Décès à l'usine de Graphic Packaging: le mystère demeure

Au lendemain de l'accident qui a causé la mort d'un homme de 55 ans survenu aux installations de l'ancienne usine de Graphic Packaging, à Jonquière, le mystère demeure quant au statut des personnes présentes sur le site.
Clément Munger, porte-parole de la Commission des normes, de l'équité, de la santé et de la sécurité du travail (CNESST) a déclaré au Quotidien que deux inspecteurs sont présents depuis vendredi sur le site afin d'établir les circonstances de cet événement qualifié de particulier.
 « Pour l'instant, on n'a pas encore établi le statut de la personne décédée. On tente de comprendre le lien par rapport aux travaux effectués et le propriétaire ontarien BayShore Group. Nous sommes en communication pour tracer la chaîne hiérarchique », explique-t-il.
Impossible de savoir si les quatre personnes présentes sur place oeuvraient pour un sous-traitant ou même savoir si le quatuor disposait de toutes les autorisations nécessaires pour oeuvrer sur place. Rien ne laisse présager à cette étape de l'enquête, selon M. Munger, qu'il s'agirait de squatters ou de personnes malveillantes s'étant introduites dans l'usine pour y dérober des métaux destinés à la revente pour la ferraille.
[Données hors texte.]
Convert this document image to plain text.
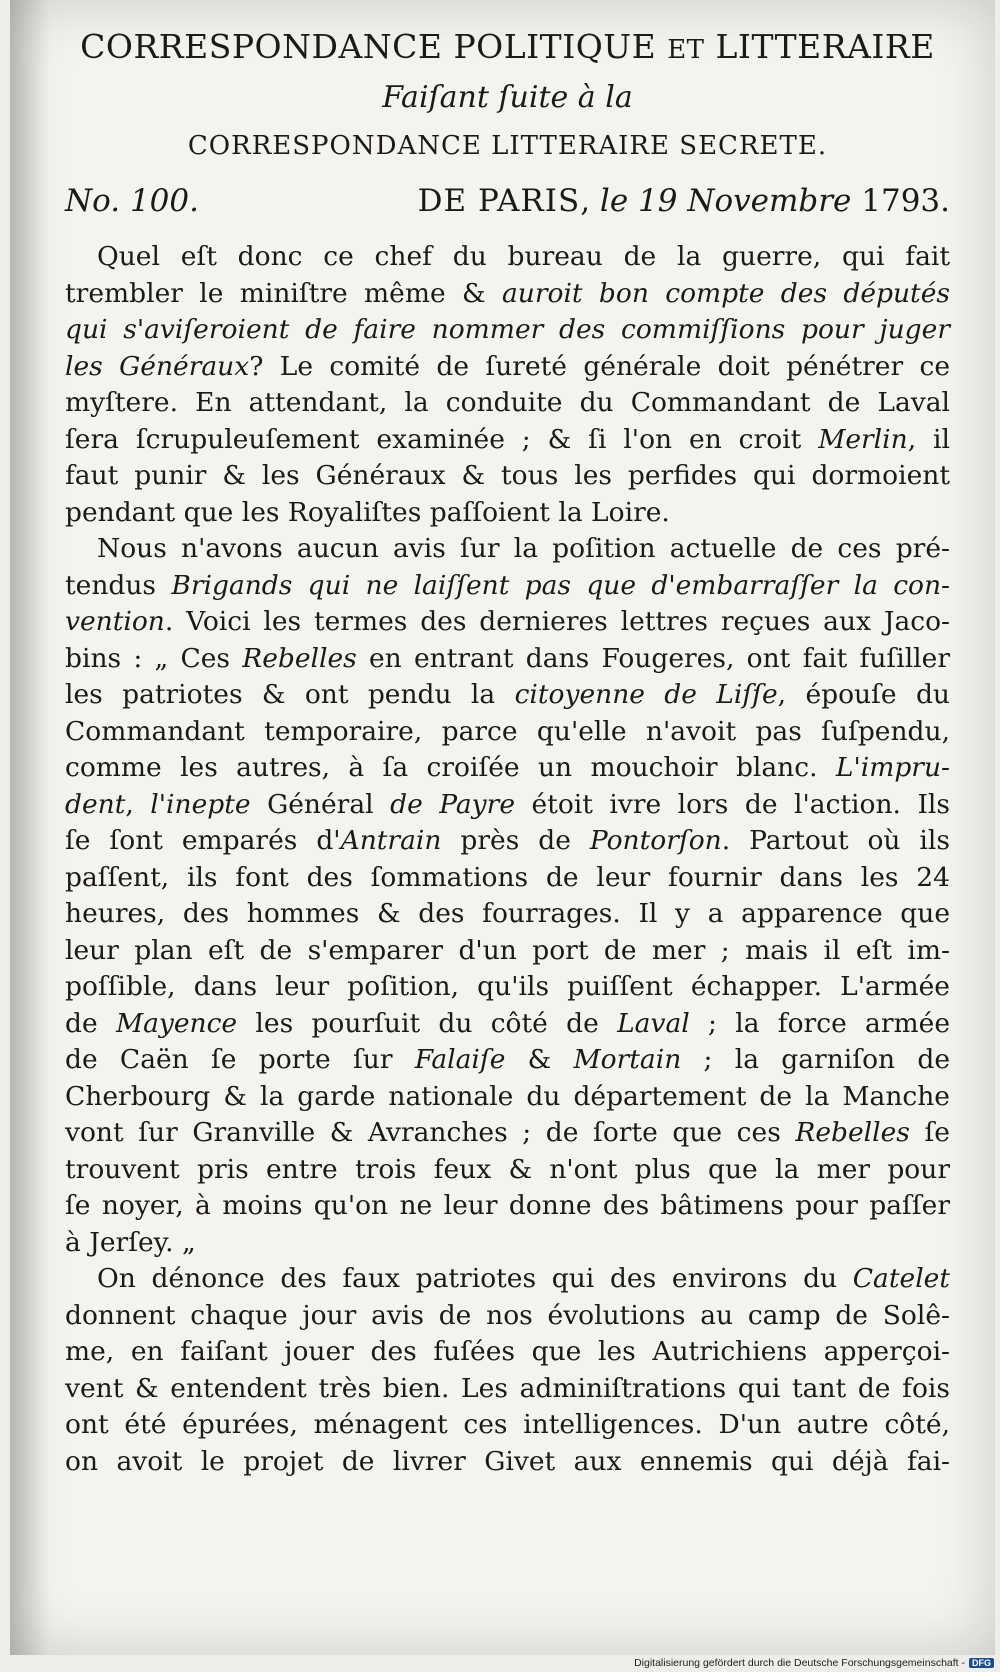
CORRESPONDANCE POLITIQUE ET LITTERAIRE

Faiſant ſuite à la

CORRESPONDANCE LITTERAIRE SECRETE.

No. 100.	DE PARIS, le 19 Novembre 1793.
Quel eſt donc ce chef du bureau de la guerre, qui fait
trembler le miniſtre même & auroit bon compte des députés
qui s'aviſeroient de faire nommer des commiſſions pour juger
les Généraux? Le comité de ſureté générale doit pénétrer ce
myſtere. En attendant, la conduite du Commandant de Laval
ſera ſcrupuleuſement examinée ; & ſi l'on en croit Merlin, il
faut punir & les Généraux & tous les perfides qui dormoient
pendant que les Royaliſtes paſſoient la Loire.
Nous n'avons aucun avis ſur la poſition actuelle de ces pré-
tendus Brigands qui ne laiſſent pas que d'embarraſſer la con-
vention. Voici les termes des dernieres lettres reçues aux Jaco-
bins : „ Ces Rebelles en entrant dans Fougeres, ont fait fuſiller
les patriotes & ont pendu la citoyenne de Liſſe, épouſe du
Commandant temporaire, parce qu'elle n'avoit pas ſuſpendu,
comme les autres, à ſa croiſée un mouchoir blanc. L'impru-
dent, l'inepte Général de Payre étoit ivre lors de l'action. Ils
ſe ſont emparés d'Antrain près de Pontorſon. Partout où ils
paſſent, ils font des ſommations de leur fournir dans les 24
heures, des hommes & des fourrages. Il y a apparence que
leur plan eſt de s'emparer d'un port de mer ; mais il eſt im-
poſſible, dans leur poſition, qu'ils puiſſent échapper. L'armée
de Mayence les pourſuit du côté de Laval ; la force armée
de Caën ſe porte ſur Falaiſe & Mortain ; la garniſon de
Cherbourg & la garde nationale du département de la Manche
vont ſur Granville & Avranches ; de ſorte que ces Rebelles ſe
trouvent pris entre trois feux & n'ont plus que la mer pour
ſe noyer, à moins qu'on ne leur donne des bâtimens pour paſſer
à Jerſey. „
On dénonce des faux patriotes qui des environs du Catelet
donnent chaque jour avis de nos évolutions au camp de Solê-
me, en faiſant jouer des fuſées que les Autrichiens apperçoi-
vent & entendent très bien. Les adminiſtrations qui tant de fois
ont été épurées, ménagent ces intelligences. D'un autre côté,
on avoit le projet de livrer Givet aux ennemis qui déjà fai-
Digitalisierung gefördert durch die Deutsche Forschungsgemeinschaft - DFG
Dans le milieu de la démolition industrielle, il est courant de constater de telles intrusions par des personnes qualifiées « mites à fer ».
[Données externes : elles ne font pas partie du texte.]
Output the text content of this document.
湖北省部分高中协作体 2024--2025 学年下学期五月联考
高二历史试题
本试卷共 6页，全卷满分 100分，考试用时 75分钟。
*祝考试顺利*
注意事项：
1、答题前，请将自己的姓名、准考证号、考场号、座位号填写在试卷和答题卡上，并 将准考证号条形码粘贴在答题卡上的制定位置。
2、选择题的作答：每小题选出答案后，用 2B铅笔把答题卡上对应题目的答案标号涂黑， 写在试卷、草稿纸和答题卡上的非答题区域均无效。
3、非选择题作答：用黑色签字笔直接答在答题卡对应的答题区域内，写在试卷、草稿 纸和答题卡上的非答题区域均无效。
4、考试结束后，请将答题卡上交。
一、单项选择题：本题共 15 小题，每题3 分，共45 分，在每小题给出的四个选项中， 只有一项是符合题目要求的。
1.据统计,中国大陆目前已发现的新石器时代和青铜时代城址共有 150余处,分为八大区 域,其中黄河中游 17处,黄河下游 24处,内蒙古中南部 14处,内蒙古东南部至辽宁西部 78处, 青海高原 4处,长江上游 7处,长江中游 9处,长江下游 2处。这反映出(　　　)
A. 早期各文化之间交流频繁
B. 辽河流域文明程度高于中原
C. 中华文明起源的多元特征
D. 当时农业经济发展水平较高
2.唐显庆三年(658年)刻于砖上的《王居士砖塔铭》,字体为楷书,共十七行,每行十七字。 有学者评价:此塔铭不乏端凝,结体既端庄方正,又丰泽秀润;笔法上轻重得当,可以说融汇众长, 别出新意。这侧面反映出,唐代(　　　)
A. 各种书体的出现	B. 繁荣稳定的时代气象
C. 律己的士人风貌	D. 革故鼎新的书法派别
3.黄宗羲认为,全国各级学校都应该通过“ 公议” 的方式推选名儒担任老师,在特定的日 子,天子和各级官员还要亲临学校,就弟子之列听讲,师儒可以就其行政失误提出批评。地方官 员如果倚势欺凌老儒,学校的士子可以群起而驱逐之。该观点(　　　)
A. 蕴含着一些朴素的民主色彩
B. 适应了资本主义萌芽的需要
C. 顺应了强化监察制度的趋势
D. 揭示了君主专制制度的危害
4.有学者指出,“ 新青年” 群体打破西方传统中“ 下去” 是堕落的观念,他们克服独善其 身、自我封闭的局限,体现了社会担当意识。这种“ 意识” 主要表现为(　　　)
Parmi les faits établis, la CNESST, a pu constater que le groupe était affairé à démanteler des poutres d'acier, un chantier qui n'a jamais fait l'objet d'un avis d'ouverture tel que l'exige la loi régissant ce type d'activités. « Nous sommes toujours en attente d'une confirmation de la part de BayShore pour le lien d'emploi. Est-ce qu'il s'agissait de travailleurs au sens de la loi ? Si ce n'est pas le cas, c'est autre chose », affirme M. Munger.  (N.D.L.R. La compagnie a fait le point sur cette question en soirée. Voir autre texte.)
Certains autres facteurs laissent croire qu'aucun chantier n'était actif sur le site de l'ancienne usine Cascades au moment de l'accident puisque le chemin d'accès n'était pas déneigé, même avant la tempête de jeudi, ce qui a passablement retardé l'intervention d'urgence des pompiers, policiers et ambulanciers. L'opération d'un chantier de démolition nécessite l'adoption d'un programme de santé et sécurité du travail incluant un plan d'intervention et d'évacuation d'urgence. 
Du côté de la Sécurité publique de Saguenay, le lieutenant Dominic Lemieux a mentionné que le dossier repose maintenant entre les mains du docteur et coroner Jean-Marc Picard oeuvrant dans la région de la Capitale nationale. Le lieutenant a mentionné que les opérations de secours avaient été compliquées. 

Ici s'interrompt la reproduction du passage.